Una de las personas que más disfrutó de mi café fue una dama francesa, bastante más joven que yo, que pasó una temporada en las Antillas. Al cabo de un tiempo, ignoro si seducida por mis gracias ocultas o por mis cocciones, esta dama consintió en ser mi esposa. Llegado el momento, decidí volver a Europa con mi adorable consorte, confiando tierras y rentas a mi capataz. Y fue así como me establecí en París, en un retiro dorado que recompensaba toda una vida de inversiones y trabajos. La ópera, las lecturas y las conversaciones fáciles llenaron mi -pienso-, merecida jubilación. Por otro lado, me reconfortaba pensar que no estaba muy lejos de mi Mediterráneo natal.
Justo es decir que, poco tiempo después, el gusanillo de la libre empresa me empezó a roer por dentro. Un hombre que se ha pasado toda la vida fabricando propósitos, que ha tenido las manos siempre ocupadas tocando género, que nunca ha dejado de pensar en ampliar negocios, no se puede convertir de repente en un dulce parásito. Un buen día, por consiguiente, me enredé en la compra de un establecimiento y fundé, yo también, uno de los populares cafés que proliferan en la capital de Francia. Lo inauguré bajo los arcos del Palais Royal, con unas mesas que, cuando hacía buen tiempo, ponía fuera. Como particularidad, dispuse que sólo se sirviesen filtros de mi producto, que yo importaba puntualmente de Cuba. Cada mañana, probaba personalmente la bebida, y nada salía de la cocina si no tenía mi visto bueno. Bauticé el establecimiento con el nombre de café de Foy, en honor a un personaje que nunca había conocido, pero que tanto había influido en mí.

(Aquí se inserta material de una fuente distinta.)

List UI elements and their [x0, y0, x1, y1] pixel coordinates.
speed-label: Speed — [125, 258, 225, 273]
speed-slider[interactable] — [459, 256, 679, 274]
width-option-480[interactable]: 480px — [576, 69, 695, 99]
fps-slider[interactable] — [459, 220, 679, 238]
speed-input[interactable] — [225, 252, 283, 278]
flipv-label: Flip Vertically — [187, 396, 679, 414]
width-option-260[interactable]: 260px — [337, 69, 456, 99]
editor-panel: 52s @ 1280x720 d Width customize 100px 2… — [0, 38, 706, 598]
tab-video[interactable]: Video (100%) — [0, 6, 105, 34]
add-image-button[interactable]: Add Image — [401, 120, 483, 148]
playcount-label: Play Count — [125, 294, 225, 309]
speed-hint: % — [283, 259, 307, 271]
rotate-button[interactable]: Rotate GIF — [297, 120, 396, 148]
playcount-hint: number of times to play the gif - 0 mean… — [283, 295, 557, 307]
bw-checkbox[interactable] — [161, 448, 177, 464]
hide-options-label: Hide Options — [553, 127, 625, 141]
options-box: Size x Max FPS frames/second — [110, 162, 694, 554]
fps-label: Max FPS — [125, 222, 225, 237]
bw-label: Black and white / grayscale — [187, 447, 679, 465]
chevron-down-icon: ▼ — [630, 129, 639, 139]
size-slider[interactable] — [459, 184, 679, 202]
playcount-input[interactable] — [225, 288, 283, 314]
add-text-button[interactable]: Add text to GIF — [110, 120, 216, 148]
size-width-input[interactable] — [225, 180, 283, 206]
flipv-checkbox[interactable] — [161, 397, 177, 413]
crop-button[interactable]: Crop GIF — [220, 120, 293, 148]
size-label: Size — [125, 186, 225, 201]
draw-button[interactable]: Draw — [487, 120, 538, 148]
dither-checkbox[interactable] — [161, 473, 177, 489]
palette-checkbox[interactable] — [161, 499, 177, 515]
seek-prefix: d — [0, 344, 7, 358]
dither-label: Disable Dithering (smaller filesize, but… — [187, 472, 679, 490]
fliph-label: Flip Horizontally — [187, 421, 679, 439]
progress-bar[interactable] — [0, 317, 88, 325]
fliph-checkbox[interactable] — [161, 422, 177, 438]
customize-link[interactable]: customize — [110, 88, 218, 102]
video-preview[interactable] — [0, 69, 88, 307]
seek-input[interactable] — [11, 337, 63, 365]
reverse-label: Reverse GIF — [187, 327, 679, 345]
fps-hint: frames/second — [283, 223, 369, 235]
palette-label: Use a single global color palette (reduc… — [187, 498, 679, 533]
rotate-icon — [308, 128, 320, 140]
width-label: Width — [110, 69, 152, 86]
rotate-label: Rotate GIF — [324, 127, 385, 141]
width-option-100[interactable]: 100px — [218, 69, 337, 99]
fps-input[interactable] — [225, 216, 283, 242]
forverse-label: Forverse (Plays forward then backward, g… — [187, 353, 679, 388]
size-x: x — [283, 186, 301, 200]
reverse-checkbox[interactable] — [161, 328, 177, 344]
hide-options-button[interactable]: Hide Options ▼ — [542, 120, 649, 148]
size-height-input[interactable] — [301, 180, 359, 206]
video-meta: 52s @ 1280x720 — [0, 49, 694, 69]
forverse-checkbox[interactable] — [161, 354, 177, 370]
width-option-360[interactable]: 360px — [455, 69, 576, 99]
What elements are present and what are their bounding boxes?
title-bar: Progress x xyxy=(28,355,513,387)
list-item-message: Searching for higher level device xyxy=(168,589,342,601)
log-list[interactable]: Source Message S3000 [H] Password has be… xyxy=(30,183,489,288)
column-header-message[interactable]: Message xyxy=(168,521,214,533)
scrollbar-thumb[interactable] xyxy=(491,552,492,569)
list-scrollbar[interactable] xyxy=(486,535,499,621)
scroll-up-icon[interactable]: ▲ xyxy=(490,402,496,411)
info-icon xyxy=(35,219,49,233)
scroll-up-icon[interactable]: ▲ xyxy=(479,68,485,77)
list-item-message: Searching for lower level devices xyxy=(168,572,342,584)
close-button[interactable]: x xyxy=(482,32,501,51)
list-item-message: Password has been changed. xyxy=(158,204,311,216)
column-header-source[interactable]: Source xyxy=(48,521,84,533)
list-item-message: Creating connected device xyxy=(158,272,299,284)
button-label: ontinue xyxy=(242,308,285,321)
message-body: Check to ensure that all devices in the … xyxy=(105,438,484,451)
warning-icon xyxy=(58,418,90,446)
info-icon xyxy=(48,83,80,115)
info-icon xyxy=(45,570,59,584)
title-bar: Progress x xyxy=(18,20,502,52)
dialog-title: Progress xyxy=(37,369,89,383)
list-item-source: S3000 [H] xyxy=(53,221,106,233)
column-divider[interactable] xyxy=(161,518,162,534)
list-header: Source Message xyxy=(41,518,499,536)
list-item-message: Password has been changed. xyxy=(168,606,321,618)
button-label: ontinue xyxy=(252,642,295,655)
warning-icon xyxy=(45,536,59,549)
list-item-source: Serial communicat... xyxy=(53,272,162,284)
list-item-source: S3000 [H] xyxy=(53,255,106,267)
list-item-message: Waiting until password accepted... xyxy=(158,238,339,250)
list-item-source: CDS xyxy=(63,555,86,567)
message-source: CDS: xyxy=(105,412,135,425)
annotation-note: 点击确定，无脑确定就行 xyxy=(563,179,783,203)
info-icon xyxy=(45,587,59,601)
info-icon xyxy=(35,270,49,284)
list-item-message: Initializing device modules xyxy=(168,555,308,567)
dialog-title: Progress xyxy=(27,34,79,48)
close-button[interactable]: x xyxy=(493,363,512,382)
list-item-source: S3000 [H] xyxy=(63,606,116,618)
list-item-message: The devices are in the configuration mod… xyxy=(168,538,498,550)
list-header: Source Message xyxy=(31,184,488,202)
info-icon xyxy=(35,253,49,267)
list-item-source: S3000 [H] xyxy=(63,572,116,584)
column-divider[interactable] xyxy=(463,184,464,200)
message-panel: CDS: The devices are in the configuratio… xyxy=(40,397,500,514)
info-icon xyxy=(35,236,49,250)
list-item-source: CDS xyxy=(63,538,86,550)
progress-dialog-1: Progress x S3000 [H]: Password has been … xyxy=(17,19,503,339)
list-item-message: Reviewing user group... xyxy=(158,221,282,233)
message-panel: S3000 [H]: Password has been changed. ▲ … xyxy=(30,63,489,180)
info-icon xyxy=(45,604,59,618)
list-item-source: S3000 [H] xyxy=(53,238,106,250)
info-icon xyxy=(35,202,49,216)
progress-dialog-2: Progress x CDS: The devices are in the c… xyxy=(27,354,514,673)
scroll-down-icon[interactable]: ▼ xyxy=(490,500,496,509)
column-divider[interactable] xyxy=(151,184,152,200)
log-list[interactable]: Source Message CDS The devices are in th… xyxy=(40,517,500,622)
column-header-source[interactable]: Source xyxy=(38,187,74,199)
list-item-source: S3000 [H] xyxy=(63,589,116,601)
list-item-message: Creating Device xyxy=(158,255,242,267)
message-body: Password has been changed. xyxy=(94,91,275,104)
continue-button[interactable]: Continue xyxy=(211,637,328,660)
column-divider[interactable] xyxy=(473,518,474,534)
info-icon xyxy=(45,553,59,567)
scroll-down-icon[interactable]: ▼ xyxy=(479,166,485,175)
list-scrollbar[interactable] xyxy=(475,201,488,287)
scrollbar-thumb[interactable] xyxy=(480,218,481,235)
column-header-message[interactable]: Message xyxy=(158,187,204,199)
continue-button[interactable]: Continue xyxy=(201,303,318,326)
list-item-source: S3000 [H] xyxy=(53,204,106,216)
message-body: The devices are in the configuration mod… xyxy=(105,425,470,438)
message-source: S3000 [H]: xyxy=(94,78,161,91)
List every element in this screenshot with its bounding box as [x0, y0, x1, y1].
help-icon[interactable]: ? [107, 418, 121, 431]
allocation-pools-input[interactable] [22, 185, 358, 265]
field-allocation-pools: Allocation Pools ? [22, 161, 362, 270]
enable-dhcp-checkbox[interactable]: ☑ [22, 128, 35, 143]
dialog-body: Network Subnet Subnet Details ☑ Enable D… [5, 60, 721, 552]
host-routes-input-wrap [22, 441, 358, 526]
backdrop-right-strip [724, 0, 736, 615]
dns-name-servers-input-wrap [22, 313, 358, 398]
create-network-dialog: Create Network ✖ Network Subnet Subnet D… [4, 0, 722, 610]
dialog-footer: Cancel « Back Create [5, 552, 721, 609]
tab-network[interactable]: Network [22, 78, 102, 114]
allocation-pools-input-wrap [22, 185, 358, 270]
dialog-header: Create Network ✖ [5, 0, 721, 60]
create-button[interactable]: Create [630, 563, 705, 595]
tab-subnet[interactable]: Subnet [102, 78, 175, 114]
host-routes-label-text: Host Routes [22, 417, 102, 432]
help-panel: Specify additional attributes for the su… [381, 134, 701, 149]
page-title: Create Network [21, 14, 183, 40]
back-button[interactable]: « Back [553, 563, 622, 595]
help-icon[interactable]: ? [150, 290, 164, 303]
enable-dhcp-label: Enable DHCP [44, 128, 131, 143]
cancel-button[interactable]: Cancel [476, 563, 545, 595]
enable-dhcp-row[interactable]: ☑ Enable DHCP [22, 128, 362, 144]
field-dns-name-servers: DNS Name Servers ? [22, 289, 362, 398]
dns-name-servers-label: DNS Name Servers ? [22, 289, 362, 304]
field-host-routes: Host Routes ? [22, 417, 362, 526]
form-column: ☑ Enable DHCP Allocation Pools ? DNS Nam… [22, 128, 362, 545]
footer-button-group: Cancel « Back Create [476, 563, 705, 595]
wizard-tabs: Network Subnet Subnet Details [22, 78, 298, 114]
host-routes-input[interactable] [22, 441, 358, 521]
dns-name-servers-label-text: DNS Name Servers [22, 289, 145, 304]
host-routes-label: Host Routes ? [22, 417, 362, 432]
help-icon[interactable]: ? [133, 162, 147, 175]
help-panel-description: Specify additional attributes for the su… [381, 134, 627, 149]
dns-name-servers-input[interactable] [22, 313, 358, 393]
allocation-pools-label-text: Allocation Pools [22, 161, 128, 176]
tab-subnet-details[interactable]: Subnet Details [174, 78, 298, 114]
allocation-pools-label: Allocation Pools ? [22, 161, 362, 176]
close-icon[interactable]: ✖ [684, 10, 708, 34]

He llegado a viejo, y hasta hace poco creía que ya había vivido lo mejor y lo peor de lo que me tocaba vivir. Imaginaba que el último tramo del camino lo viviría en calma, sin sobresaltos ni aventuras, y que no habría novedad que alterara la dulce y suave pendiente que tenía que despedirme de este mundo. Pero hace unos días ocurrieron unos sucesos insólitos que han hecho tambalear mi placidez y que, de hecho, han sacudido también los fundamentos del mundo entero. Todo empezó una tarde de verano en mi café, cuando estaba yo allí mismo, entre las mesas, ofreciendo cervezas y compañía a los clientes predilectos. De repente se levantó un griterío del fondo de la sala, y un individuo exaltado se puso de pie encima de la silla. Nada anormal, pensé de entrada: un ardor característico de un atardecer estival.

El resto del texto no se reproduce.